Schismotherium Temporal range: Burdigalian PreꞒ Ꞓ O S D C P T J K Pg N ↓

Scientific classification
- Kingdom: Animalia
- Phylum: Chordata
- Class: Mammalia
- Order: Pilosa
- Superfamily: Megatherioidea
- Genus: †Schismotherium Ameghino, 1887
- Type species: Schismotherium fractum Ameghino, 1887
- Other species: Schismotherium binum Ameghino, 1887; Schismotherium rectangularis Ameghino, 1887; Schismotherium splendens Ameghino, 1887;

= Schismotherium =

Schismotherium is an extinct genus of megatherioid sloth that lived during the Santacrucian South American land mammal age of the Miocene epoch.

== Description ==
Schismotherium can be distinguished from the closely related Pelecyodon by a number of apomorphies.
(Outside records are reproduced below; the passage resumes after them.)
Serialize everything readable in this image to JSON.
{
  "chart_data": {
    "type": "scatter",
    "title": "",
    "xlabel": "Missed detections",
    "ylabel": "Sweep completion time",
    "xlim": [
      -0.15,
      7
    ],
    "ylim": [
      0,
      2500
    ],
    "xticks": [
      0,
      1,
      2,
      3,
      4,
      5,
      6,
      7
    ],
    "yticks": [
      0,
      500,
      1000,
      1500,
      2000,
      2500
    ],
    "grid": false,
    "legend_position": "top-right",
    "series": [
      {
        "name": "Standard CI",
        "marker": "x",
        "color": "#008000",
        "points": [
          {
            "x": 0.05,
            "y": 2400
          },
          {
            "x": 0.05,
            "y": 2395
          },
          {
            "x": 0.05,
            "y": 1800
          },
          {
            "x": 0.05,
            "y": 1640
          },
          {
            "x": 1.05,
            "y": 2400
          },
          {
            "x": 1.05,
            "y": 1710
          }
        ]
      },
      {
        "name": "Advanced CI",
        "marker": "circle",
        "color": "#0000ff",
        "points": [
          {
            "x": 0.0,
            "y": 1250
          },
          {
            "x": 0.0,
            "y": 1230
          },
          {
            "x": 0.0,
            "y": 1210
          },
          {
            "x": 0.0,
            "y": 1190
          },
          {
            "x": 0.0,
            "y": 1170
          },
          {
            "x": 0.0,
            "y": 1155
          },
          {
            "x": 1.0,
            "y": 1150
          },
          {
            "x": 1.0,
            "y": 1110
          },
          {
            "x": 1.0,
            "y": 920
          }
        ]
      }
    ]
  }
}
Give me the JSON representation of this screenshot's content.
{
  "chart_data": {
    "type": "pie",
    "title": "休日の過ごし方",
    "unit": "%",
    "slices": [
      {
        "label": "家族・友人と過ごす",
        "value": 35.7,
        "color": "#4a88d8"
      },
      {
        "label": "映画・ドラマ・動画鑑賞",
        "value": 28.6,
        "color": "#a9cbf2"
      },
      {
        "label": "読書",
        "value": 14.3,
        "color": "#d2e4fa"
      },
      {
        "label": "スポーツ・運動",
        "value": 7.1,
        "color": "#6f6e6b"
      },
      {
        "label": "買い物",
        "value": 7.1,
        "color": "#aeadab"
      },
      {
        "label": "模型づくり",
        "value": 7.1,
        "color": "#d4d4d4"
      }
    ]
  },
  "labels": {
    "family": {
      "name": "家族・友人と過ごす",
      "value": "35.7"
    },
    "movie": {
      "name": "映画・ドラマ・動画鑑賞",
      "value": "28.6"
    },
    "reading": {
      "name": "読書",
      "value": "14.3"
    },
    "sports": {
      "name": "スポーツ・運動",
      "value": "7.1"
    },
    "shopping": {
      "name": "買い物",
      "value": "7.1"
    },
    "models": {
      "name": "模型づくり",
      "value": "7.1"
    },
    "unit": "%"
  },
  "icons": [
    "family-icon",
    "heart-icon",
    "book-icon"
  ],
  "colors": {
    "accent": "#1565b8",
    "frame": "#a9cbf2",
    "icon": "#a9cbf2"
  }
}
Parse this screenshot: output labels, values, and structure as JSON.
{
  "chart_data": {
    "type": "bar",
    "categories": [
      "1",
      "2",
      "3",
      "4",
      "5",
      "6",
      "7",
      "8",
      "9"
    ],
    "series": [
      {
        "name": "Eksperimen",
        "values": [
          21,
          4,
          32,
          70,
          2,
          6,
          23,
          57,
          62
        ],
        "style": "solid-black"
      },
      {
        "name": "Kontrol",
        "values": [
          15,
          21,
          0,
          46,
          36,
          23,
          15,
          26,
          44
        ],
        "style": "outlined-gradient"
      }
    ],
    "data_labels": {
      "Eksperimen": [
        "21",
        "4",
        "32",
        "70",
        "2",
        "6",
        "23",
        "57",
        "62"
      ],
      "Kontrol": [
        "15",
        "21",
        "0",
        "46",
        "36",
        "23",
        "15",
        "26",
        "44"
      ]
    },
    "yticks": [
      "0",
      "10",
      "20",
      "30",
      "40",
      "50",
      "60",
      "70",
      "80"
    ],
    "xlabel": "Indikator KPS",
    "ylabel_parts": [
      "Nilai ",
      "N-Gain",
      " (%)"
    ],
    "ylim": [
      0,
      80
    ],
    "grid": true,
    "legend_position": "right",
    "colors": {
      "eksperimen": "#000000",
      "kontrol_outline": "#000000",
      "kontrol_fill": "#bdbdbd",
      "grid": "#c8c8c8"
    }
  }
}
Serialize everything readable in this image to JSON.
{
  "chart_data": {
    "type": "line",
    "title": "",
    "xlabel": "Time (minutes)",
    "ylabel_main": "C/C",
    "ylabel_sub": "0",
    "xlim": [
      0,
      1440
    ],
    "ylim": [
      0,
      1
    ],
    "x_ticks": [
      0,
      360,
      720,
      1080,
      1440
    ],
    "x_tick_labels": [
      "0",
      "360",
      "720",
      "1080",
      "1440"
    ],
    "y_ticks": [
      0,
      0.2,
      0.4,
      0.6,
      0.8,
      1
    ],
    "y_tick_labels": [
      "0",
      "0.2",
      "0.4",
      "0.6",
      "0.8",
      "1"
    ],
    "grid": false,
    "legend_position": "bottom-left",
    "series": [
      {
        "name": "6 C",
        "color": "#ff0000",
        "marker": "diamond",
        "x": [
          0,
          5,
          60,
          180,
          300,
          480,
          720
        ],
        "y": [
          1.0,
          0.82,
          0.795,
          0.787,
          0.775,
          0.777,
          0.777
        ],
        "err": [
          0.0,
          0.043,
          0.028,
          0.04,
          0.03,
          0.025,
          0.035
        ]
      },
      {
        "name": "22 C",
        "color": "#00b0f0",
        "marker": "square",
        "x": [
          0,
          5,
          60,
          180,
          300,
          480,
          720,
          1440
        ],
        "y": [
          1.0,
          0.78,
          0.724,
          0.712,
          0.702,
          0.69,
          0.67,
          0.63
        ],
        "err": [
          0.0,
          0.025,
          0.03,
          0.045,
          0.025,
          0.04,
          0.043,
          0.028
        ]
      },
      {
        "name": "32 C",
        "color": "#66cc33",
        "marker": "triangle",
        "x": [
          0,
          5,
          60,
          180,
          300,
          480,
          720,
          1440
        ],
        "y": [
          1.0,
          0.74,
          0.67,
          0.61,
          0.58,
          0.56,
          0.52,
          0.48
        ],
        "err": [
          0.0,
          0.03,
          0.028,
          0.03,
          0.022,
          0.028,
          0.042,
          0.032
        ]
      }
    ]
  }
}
The dorsal region of the frontal bone of Schismotherium has a small postorbital process, along with anteriorly concave sutures with the nasal and maxilla. Schismotherium has very strong temporal lines characterised by a deep concavity separating them, in contrast to the slight concavity found in Pelecyodon.

== Taxonomy ==
The type specimen of Schismotherium fractum was lost since its description, leading to the specimen MACN-A 6445–6470 being designated as the neotype.

== Palaeobiology ==
Schismotherium had very good sound localisation capabilities and is suggested to have had good binocular vision, which may indicate that it was an arboreal animal. Its sensory capabilities may also be indicative of it being a social animal that used high-frequency short-range vocalisations such as predator alarms to communicate with other members of its family group or herd.